Do you think anyone ever asked Bob Seger whether the night moves he was working on were for deployment during the day or the night?
Or do you think anyone ever asks Usain Bolt how long the 100-meter dash is?
Probably not, right? Bob Seger’s night moves were for the night. And I wish I’d come up with that 100-meter dash question first, because it’s more applicable to what I’m getting at here.
This is the longest way I could come up with to say this: When someone says they’re running a marathon, they mean a run of 26.2 miles.
Or, maybe it’s the longest way I could say this: Why, when I say I’m running a marathon, do people ask how long it is?
A marathon is a specific distance. 26.2 miles.
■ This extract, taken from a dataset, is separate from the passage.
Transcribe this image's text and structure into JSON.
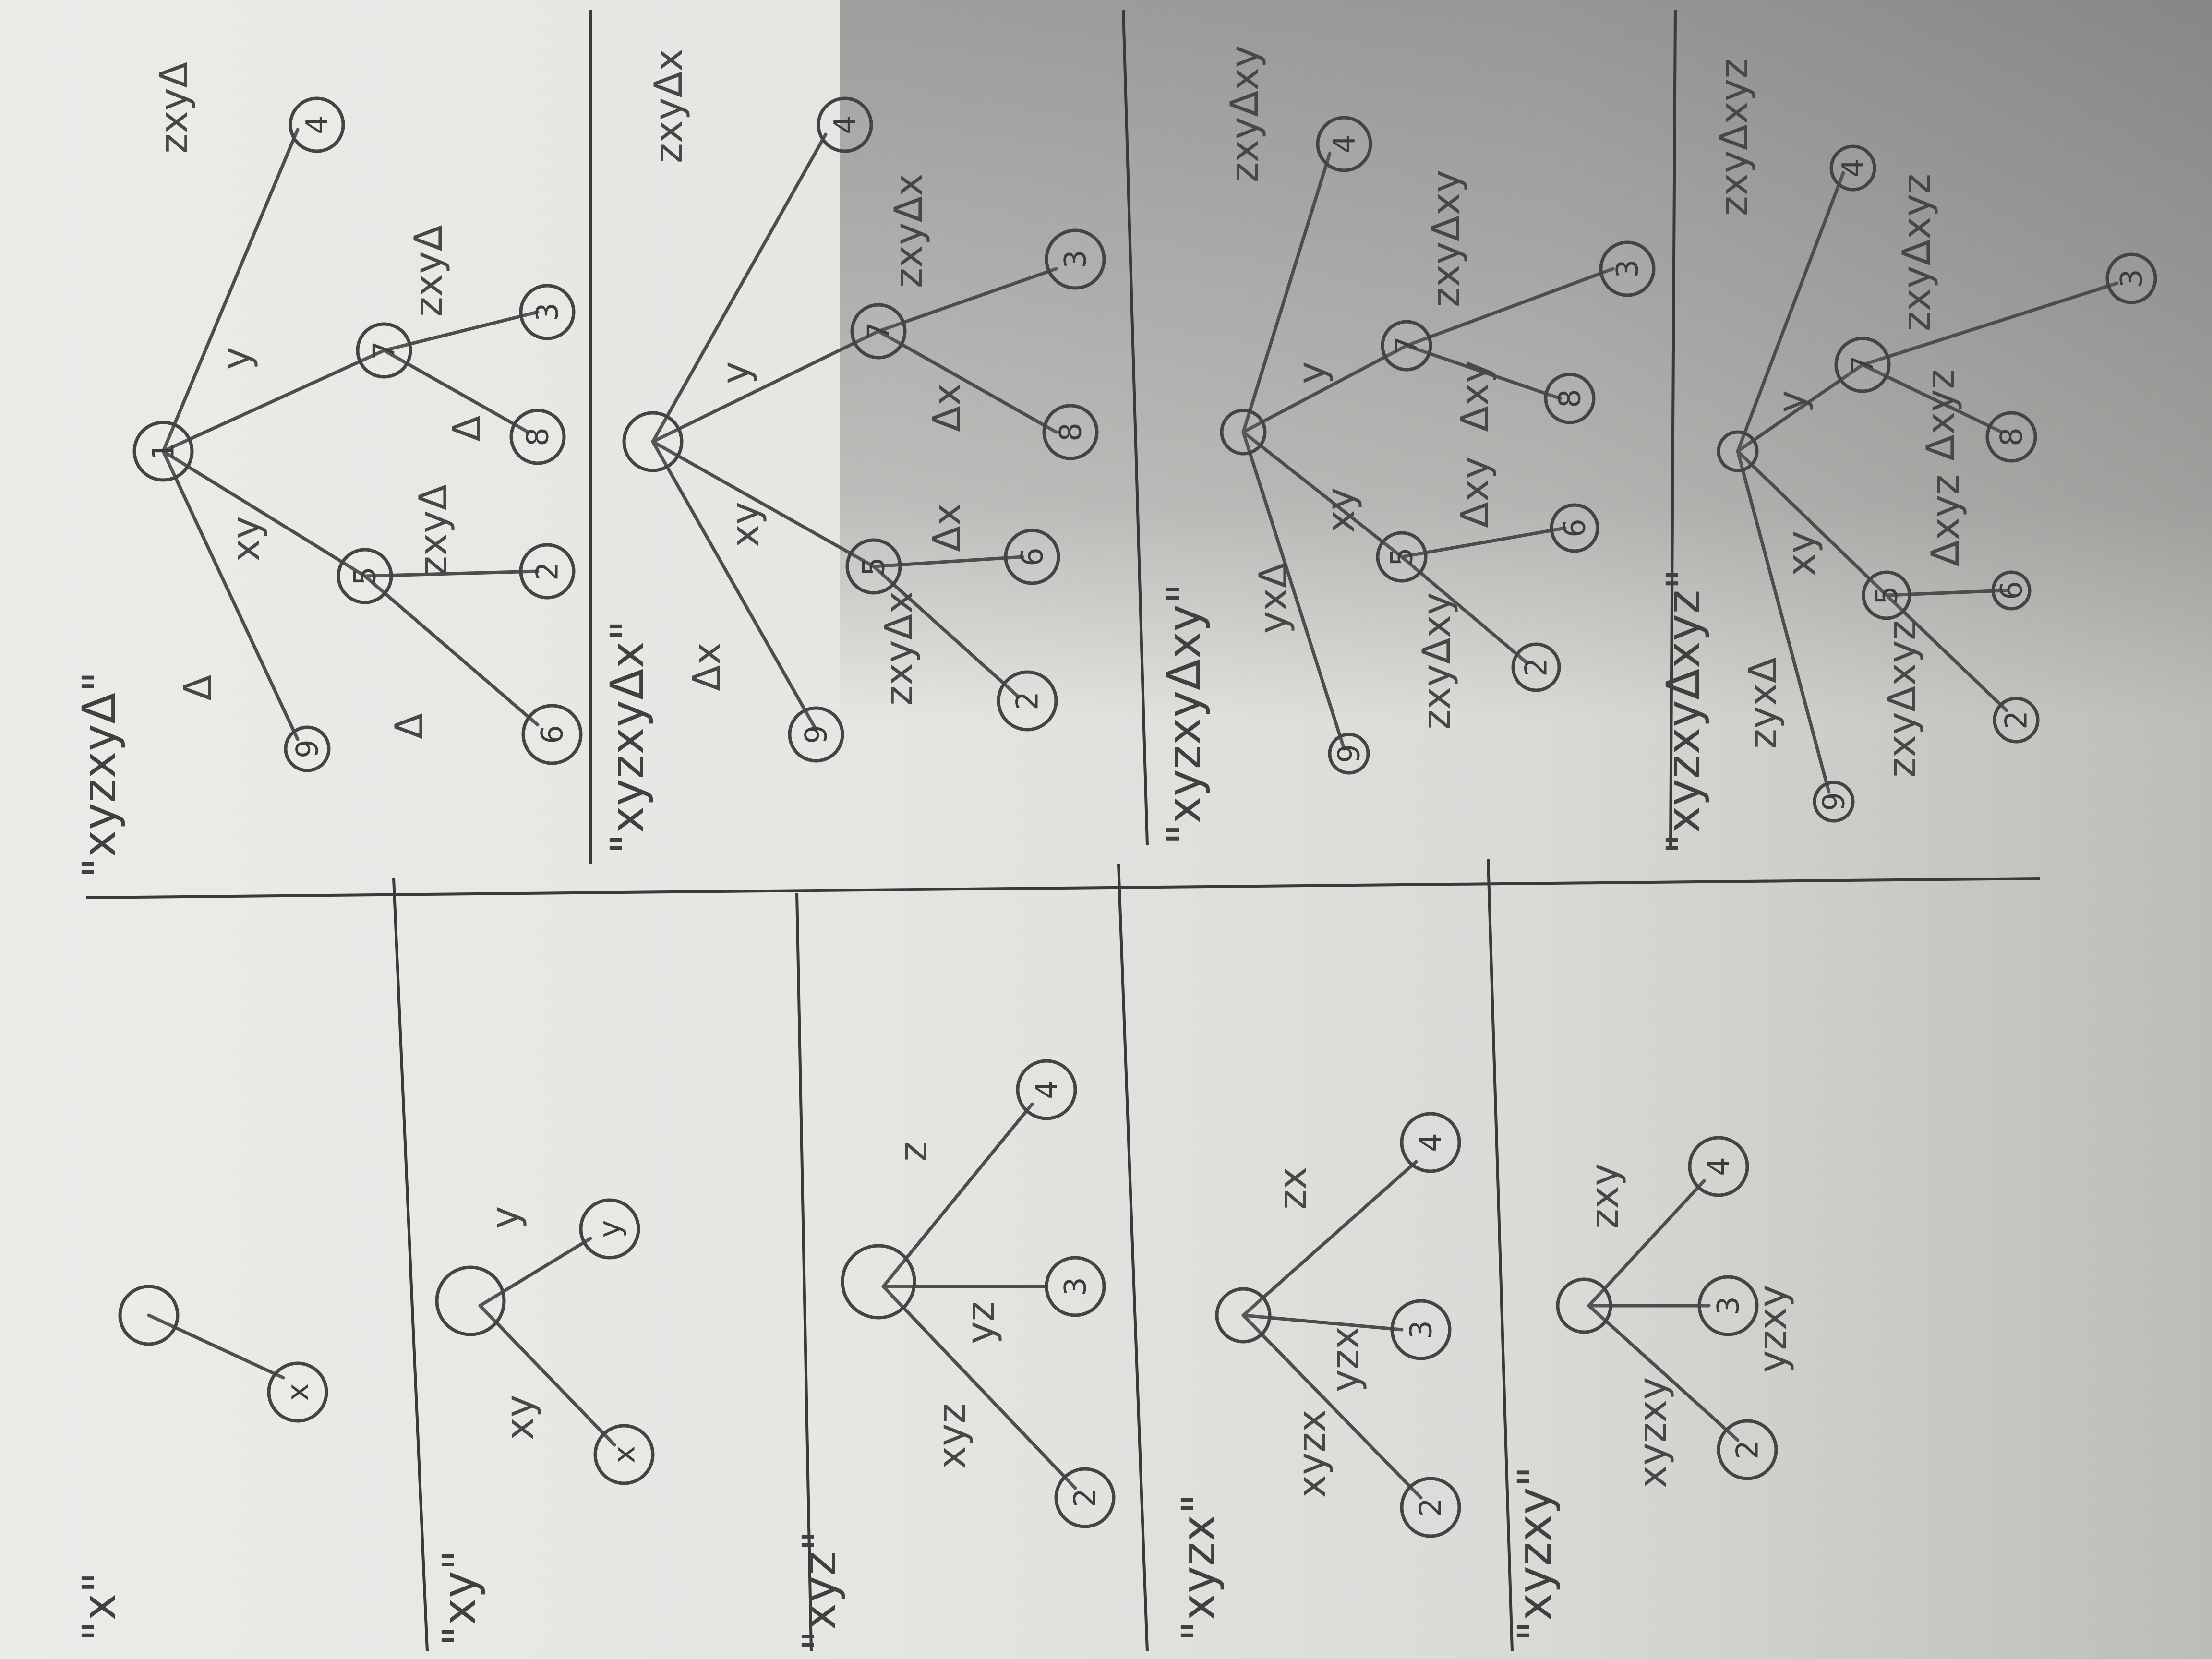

There’s no such thing as a 10-mile marathon. That’s a 10-miler. Perhaps this has been confused because someone will do a “Movie Marathon” and that doesn’t have a specific length. Maybe it’s because all these other things have co-opted the term “marathon” to just mean “really long.”
In fact, maybe I should just outline the different terminology here.
Fun Run: This can be, basically, anything. Any run of any distance. Ostensibly fun, but that’s really more up to the runner than the race holder, and it’s pretty presumptuous that EVERYONE will have fun.
5k: This is a 5 kilometer race. Which is 5,000 meters. Which is 3.1 miles. This is the favored distance of most races, probably because it’s pretty easy to find a course that fits the distance, plus someone could walk the whole thing and still finish in a reasonable time. It also seems to be somewhere in the sweet spot of human endurance where an out-of-shape dad type can run it and not die, so it’s lucky we hit on that distance.
10k: This is 10 kilometers, twice as long as a 5k. So it’s 6.2 miles. I think the 10K exists primarily because it’s an Olympic event where people who are out of their fucking minds run 25 laps around a track.
Half-Marathon: Exactly half the distance of a marathon, which is 13.1 miles. You’ve probably seen those stickers on the backs of cars, those white ovals with the numbers 13.1 in them. Now you know why. It’s not some weird Bible thing. I hate those stickers, by the way. I mean, running that far is pretty hard, but having done it a number of times and also having moved apartments three times in as many years, I can say that if there was some sticker that signaled “I moved my apartment and didn’t cry every day!” I would be more excited for THAT person. That’s harder.
Marathon: 26.2 miles.
Ultra Marathon: This is a marathon of any length that exceeds 26.2 miles. So, technically, if I took a victory lap around the portable shitter at the end of my race, I’d run an ultra. Now, some traditionalists will tell you that an ultra is 50 or 100 miles. These are also people who are likely to run the kind of races where someone has to have their shoes cut off because their feet have swollen so badly, and this is not an unusual thing. I know this is the delightfully red-colored ceramic pot calling the expensive ceramic kettle a tasteful red (I use colorful cookware now because I’m Fancy, so the pot calling the kettle black isn’t how I roll), but I’m training to run a marathon, not making myself a better person. I still reserve the right to be a hypocrite.